Kampala. The Bank of Uganda (BoU) has maintained its benchmark lending rate at 9.75 percent, citing subdued inflation and steady economic growth amid persistent global uncertainty.
In a monetary policy statement issued on Monday, the central bank said the current policy stance remains appropriate to support economic activity while ensuring inflation stabilises around its medium-term target of five percent.
Annual headline inflation averaged 3.5 percent in the 12 months to January 2026, while core inflation averaged 3.8 percent, both below the target. Headline inflation edged up slightly to 3.2 percent in January from 3.1 percent in December, largely due to higher prices in some service-related components.
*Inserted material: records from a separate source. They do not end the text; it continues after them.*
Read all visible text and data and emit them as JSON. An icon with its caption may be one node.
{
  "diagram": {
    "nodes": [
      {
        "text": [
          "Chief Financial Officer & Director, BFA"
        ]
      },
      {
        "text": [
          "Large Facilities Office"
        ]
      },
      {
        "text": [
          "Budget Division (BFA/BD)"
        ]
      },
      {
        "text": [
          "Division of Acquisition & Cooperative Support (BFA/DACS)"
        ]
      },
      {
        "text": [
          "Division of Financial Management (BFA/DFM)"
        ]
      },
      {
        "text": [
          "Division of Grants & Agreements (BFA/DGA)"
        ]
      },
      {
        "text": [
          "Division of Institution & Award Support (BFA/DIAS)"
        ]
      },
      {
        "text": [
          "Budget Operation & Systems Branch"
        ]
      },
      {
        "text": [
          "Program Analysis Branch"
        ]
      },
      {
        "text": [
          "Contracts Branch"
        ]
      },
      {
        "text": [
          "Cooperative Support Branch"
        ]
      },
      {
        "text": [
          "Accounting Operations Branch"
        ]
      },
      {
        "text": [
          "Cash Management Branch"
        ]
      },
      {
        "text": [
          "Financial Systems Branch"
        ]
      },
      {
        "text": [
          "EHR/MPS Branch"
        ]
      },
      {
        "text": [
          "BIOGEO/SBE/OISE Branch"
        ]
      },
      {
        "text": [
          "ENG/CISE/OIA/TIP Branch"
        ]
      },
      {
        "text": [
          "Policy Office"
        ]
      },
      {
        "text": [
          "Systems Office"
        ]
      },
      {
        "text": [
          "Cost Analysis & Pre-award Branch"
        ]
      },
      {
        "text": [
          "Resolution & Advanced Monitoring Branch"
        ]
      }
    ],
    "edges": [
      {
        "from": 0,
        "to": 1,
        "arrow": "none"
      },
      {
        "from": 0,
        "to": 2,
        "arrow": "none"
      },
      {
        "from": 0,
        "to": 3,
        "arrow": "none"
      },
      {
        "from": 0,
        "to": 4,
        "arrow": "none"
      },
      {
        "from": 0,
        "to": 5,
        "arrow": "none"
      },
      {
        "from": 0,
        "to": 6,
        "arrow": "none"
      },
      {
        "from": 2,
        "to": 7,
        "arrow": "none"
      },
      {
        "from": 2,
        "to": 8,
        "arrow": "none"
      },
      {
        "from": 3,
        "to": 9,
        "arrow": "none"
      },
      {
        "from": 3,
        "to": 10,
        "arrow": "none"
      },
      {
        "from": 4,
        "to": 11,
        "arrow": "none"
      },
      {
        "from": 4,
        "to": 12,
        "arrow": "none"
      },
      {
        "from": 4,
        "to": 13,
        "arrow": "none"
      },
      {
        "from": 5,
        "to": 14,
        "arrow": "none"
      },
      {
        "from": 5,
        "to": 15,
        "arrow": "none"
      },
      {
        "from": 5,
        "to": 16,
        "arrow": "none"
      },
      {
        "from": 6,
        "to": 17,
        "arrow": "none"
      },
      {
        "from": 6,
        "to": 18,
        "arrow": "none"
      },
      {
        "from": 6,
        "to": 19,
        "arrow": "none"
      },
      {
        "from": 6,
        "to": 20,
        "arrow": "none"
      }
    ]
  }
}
Core inflation rose to 3.3 percent, driven mainly by increased services inflation, particularly passenger air transport. However, food crop inflation eased sharply to 3.0 percent from 4.4 percent, supported by favourable weather conditions, while energy, fuel and utilities inflation increased marginally to 1.7 percent.
The central bank said the inflation outlook has been revised slightly downward compared to its November 2025 forecast, largely due to a modest appreciation of the shilling and lower global oil and food prices. Inflation is now projected to remain between 3.8 percent and 4.3 percent in 2026 before gradually converging to the target over the medium to long term.
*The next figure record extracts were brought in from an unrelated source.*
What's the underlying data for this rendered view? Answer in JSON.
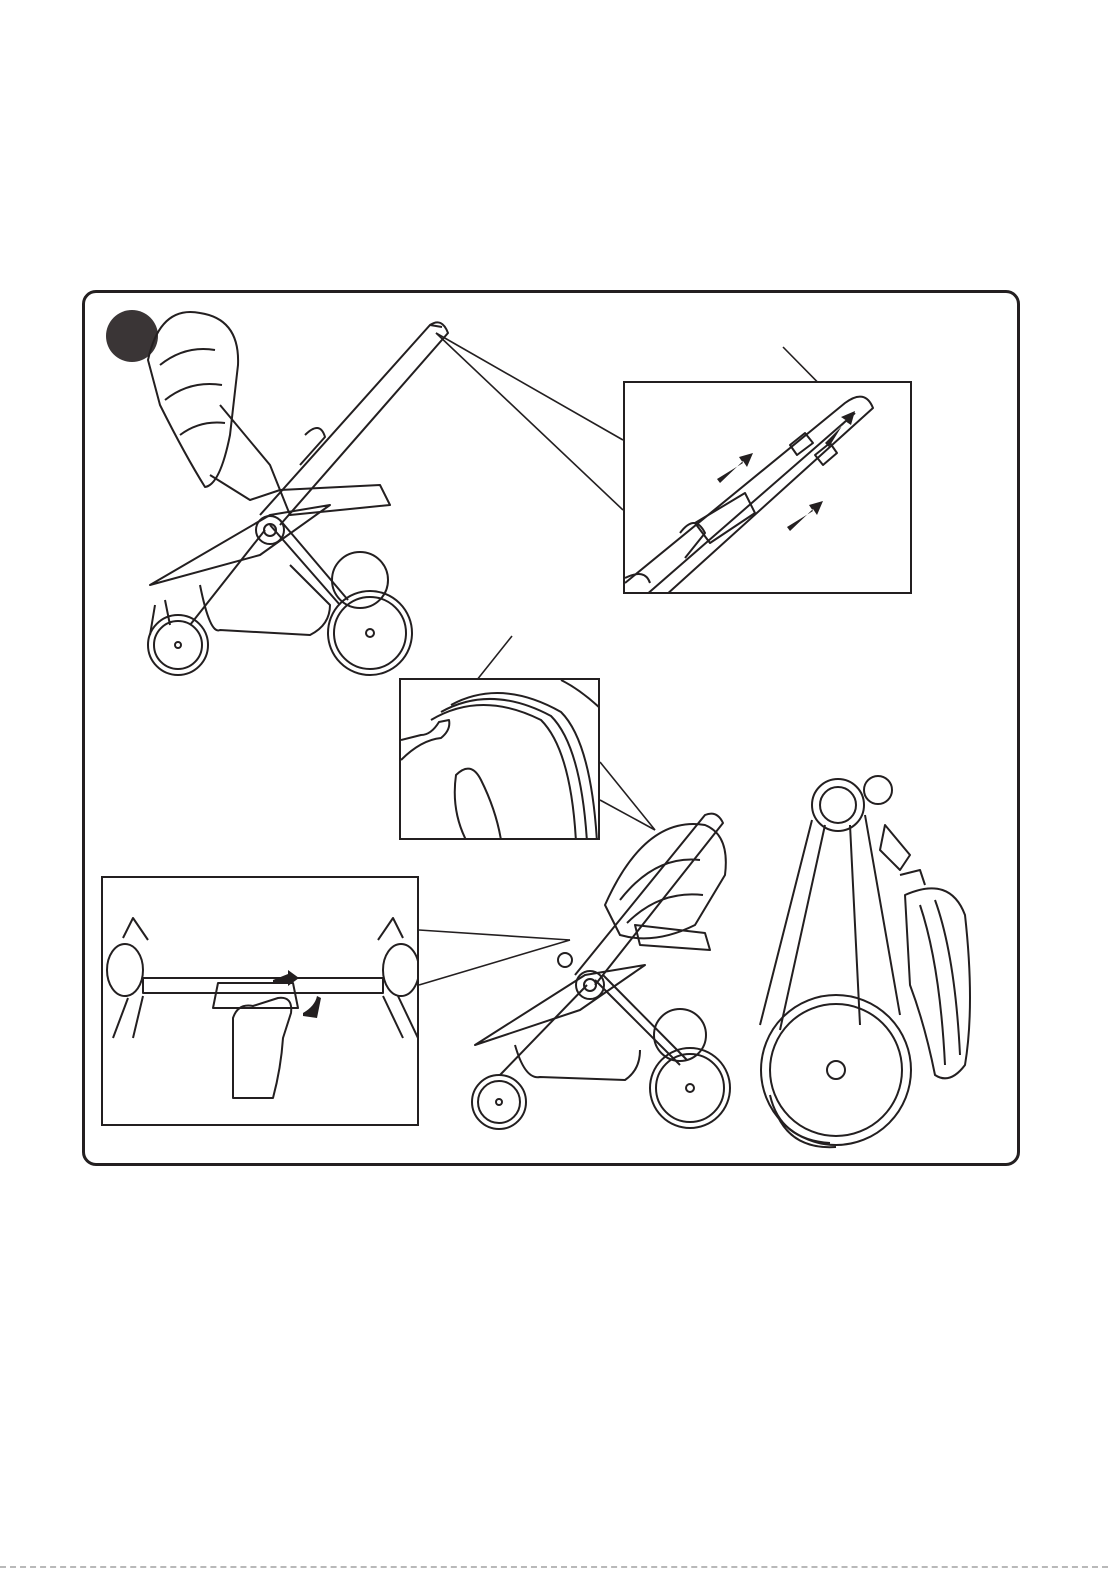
{
  "page": {
    "step_marker": {
      "fill": "#3a3536",
      "text": ""
    },
    "line_color": "#231f20"
  },
  "figures": [
    {
      "id": "stroller-open",
      "text": ""
    },
    {
      "id": "handle-detail",
      "text": ""
    },
    {
      "id": "lock-detail",
      "text": ""
    },
    {
      "id": "bar-detail",
      "text": ""
    },
    {
      "id": "stroller-folding",
      "text": ""
    },
    {
      "id": "stroller-folded",
      "text": ""
    }
  ]
}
Despite the positive outlook, BoU warned that risks to inflation remain elevated. These include stronger-than-expected domestic demand driven by expansionary fiscal policy, exchange rate pressures, geopolitical tensions that could disrupt global supply chains, and adverse weather conditions that may push up food prices.
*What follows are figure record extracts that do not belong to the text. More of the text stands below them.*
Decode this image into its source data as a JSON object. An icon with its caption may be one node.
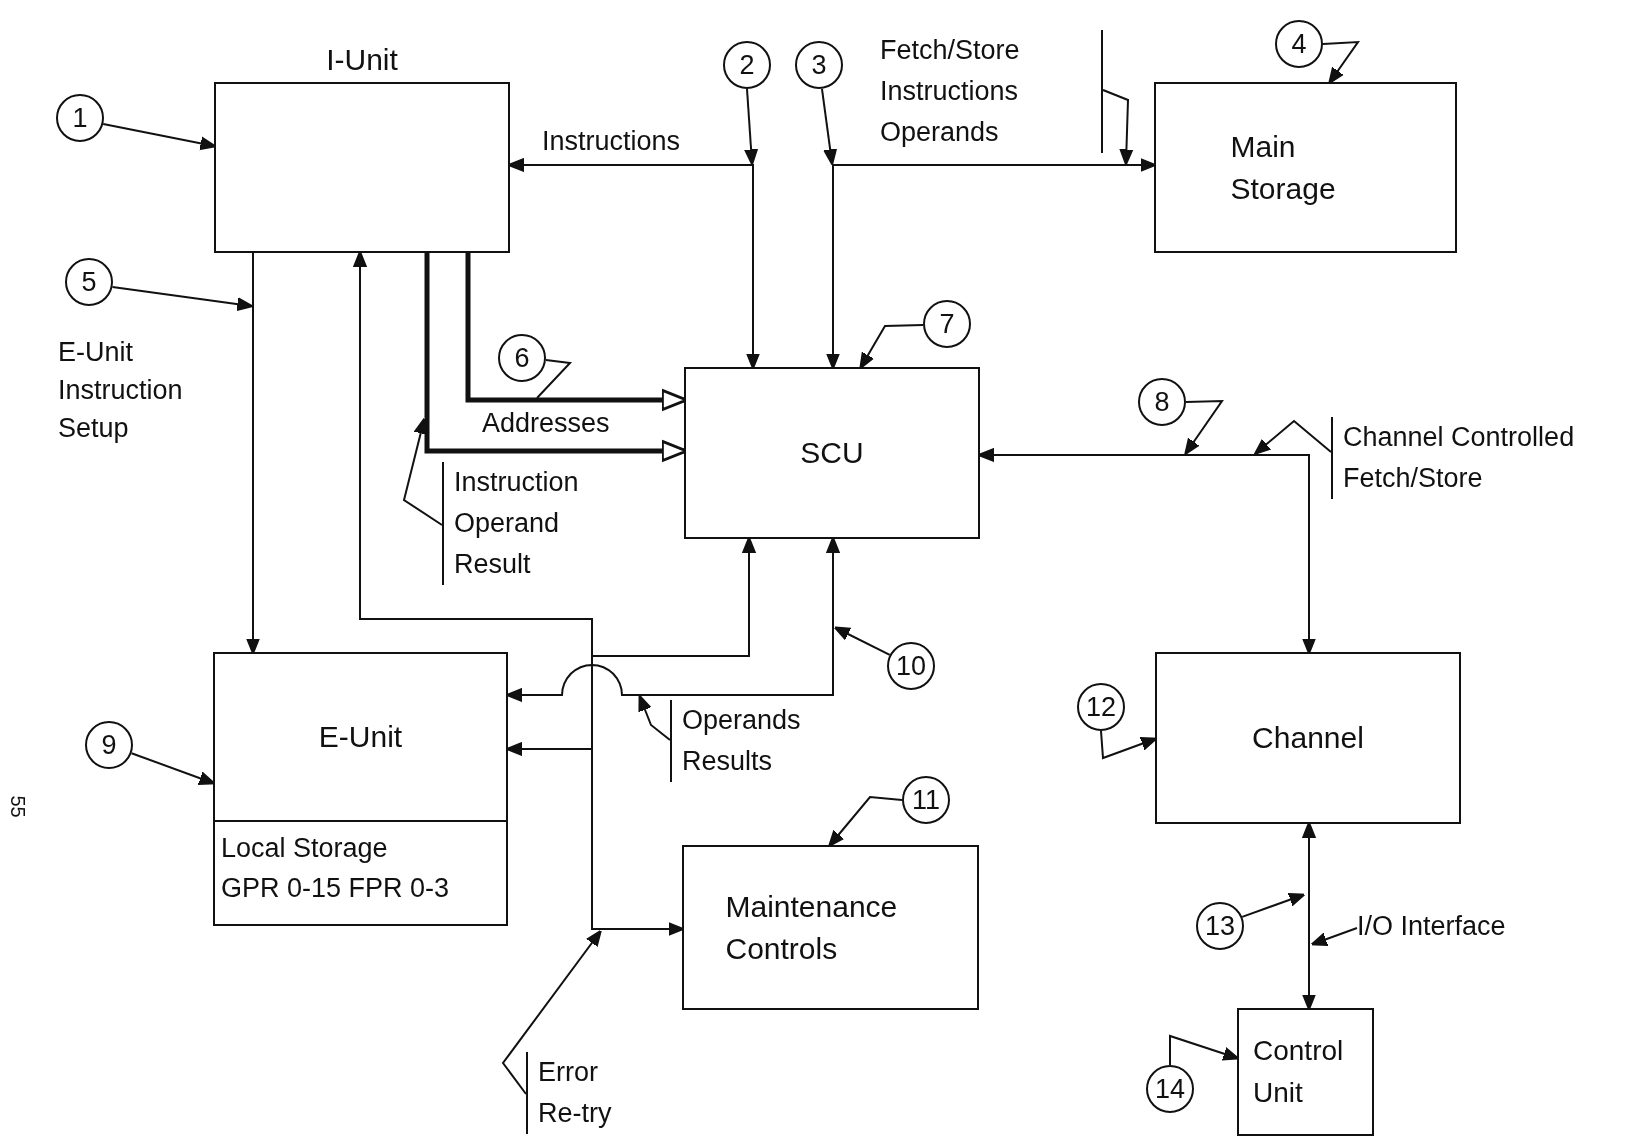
{
  "diagram": {
    "nodes": [
      {
        "text": [
          "1"
        ]
      },
      {
        "text": [
          "I-Unit"
        ]
      },
      {
        "text": [
          "2"
        ]
      },
      {
        "text": [
          "3"
        ]
      },
      {
        "text": [
          "Fetch/Store Instructions Operands"
        ]
      },
      {
        "text": [
          "4"
        ]
      },
      {
        "text": [
          "Main Storage"
        ]
      },
      {
        "text": [
          "5"
        ]
      },
      {
        "text": [
          "6"
        ]
      },
      {
        "text": [
          "7"
        ]
      },
      {
        "text": [
          "SCU"
        ]
      },
      {
        "text": [
          "8"
        ]
      },
      {
        "text": [
          "Channel Controlled Fetch/Store"
        ]
      },
      {
        "text": [
          "Instruction Operand Result"
        ]
      },
      {
        "text": [
          "10"
        ]
      },
      {
        "text": [
          "9"
        ]
      },
      {
        "text": [
          "E-Unit",
          "Local Storage",
          "GPR 0-15 FPR 0-3"
        ]
      },
      {
        "text": [
          "Operands Results"
        ]
      },
      {
        "text": [
          "12"
        ]
      },
      {
        "text": [
          "Channel"
        ]
      },
      {
        "text": [
          "11"
        ]
      },
      {
        "text": [
          "Maintenance Controls"
        ]
      },
      {
        "text": [
          "13"
        ]
      },
      {
        "text": [
          "I/O Interface"
        ]
      },
      {
        "text": [
          "Error Re-try"
        ]
      },
      {
        "text": [
          "14"
        ]
      },
      {
        "text": [
          "Control Unit"
        ]
      }
    ],
    "edges": [
      {
        "from": 10,
        "to": 1,
        "arrow": "both",
        "label": "Instructions"
      },
      {
        "from": 10,
        "to": 6,
        "arrow": "both"
      },
      {
        "from": 1,
        "to": 16,
        "arrow": "to",
        "label": "E-Unit Instruction Setup"
      },
      {
        "from": 1,
        "to": 10,
        "arrow": "to",
        "label": "Addresses",
        "style": "thick"
      },
      {
        "from": 1,
        "to": 10,
        "arrow": "to",
        "style": "thick"
      },
      {
        "from": 10,
        "to": 16,
        "arrow": "both"
      },
      {
        "from": 10,
        "to": 19,
        "arrow": "both"
      },
      {
        "from": 19,
        "to": 26,
        "arrow": "both"
      },
      {
        "from": null,
        "to": 1,
        "arrow": "to"
      },
      {
        "from": null,
        "to": 10,
        "arrow": "to"
      },
      {
        "from": null,
        "to": 16,
        "arrow": "to"
      },
      {
        "from": null,
        "to": 21,
        "arrow": "to"
      },
      {
        "from": 0,
        "to": 1,
        "arrow": "to"
      },
      {
        "from": 2,
        "to": null,
        "arrow": "to"
      },
      {
        "from": 3,
        "to": null,
        "arrow": "to"
      },
      {
        "from": 4,
        "to": null,
        "arrow": "to"
      },
      {
        "from": 5,
        "to": 6,
        "arrow": "to"
      },
      {
        "from": 7,
        "to": null,
        "arrow": "to"
      },
      {
        "from": 8,
        "to": null,
        "arrow": "none"
      },
      {
        "from": 9,
        "to": 10,
        "arrow": "to"
      },
      {
        "from": 11,
        "to": null,
        "arrow": "to"
      },
      {
        "from": 12,
        "to": null,
        "arrow": "to"
      },
      {
        "from": 13,
        "to": null,
        "arrow": "to"
      },
      {
        "from": 14,
        "to": null,
        "arrow": "to"
      },
      {
        "from": 15,
        "to": 16,
        "arrow": "to"
      },
      {
        "from": 17,
        "to": null,
        "arrow": "to"
      },
      {
        "from": 18,
        "to": 19,
        "arrow": "to"
      },
      {
        "from": 20,
        "to": 21,
        "arrow": "to"
      },
      {
        "from": 22,
        "to": null,
        "arrow": "to"
      },
      {
        "from": 23,
        "to": null,
        "arrow": "to"
      },
      {
        "from": 24,
        "to": null,
        "arrow": "to"
      },
      {
        "from": 25,
        "to": 26,
        "arrow": "to"
      }
    ],
    "labels": [
      "55"
    ]
  }
}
On the downside, the bank cited the possibility of a sharper slowdown in domestic activity, weaker global growth, and a decline in commodity prices with disinflationary effects.
Economic activity remained robust during the first three quarters of 2025, with average growth of 6.3 percent. Growth was largely driven by consumption, particularly government spending, which expanded by 22.8 percent, compared to 14.2 percent growth in household consumption.
Although growth moderated slightly in the two quarters to September 2025, high-frequency indicators suggest stronger activity in the final quarter of the year and the second half of the current financial year. Economic growth for FY2025/26 is projected at between 6.5 percent and 7.0 percent.
Over the medium term, growth is expected to strengthen further to an average of about eight percent, supported by public investment, oil and infrastructure projects, improved global conditions and increased private sector activity.
However, the central bank cautioned that growth risks are tilted to the downside, particularly from geopolitical developments that could disrupt trade and push up commodity prices, especially oil.
“The economic environment continues to be characterised by heightened uncertainty, necessitating a cautious monetary policy stance,” Governor Michael Atingi-Ego said.
The central bank rate corridor was maintained at plus or minus two percentage points, leaving the rediscount rate at 12.75 percent and the bank rate at 13.75 percent.
BoU said future policy decisions will remain data-dependent, guided by ongoing assessments of domestic and global economic conditions.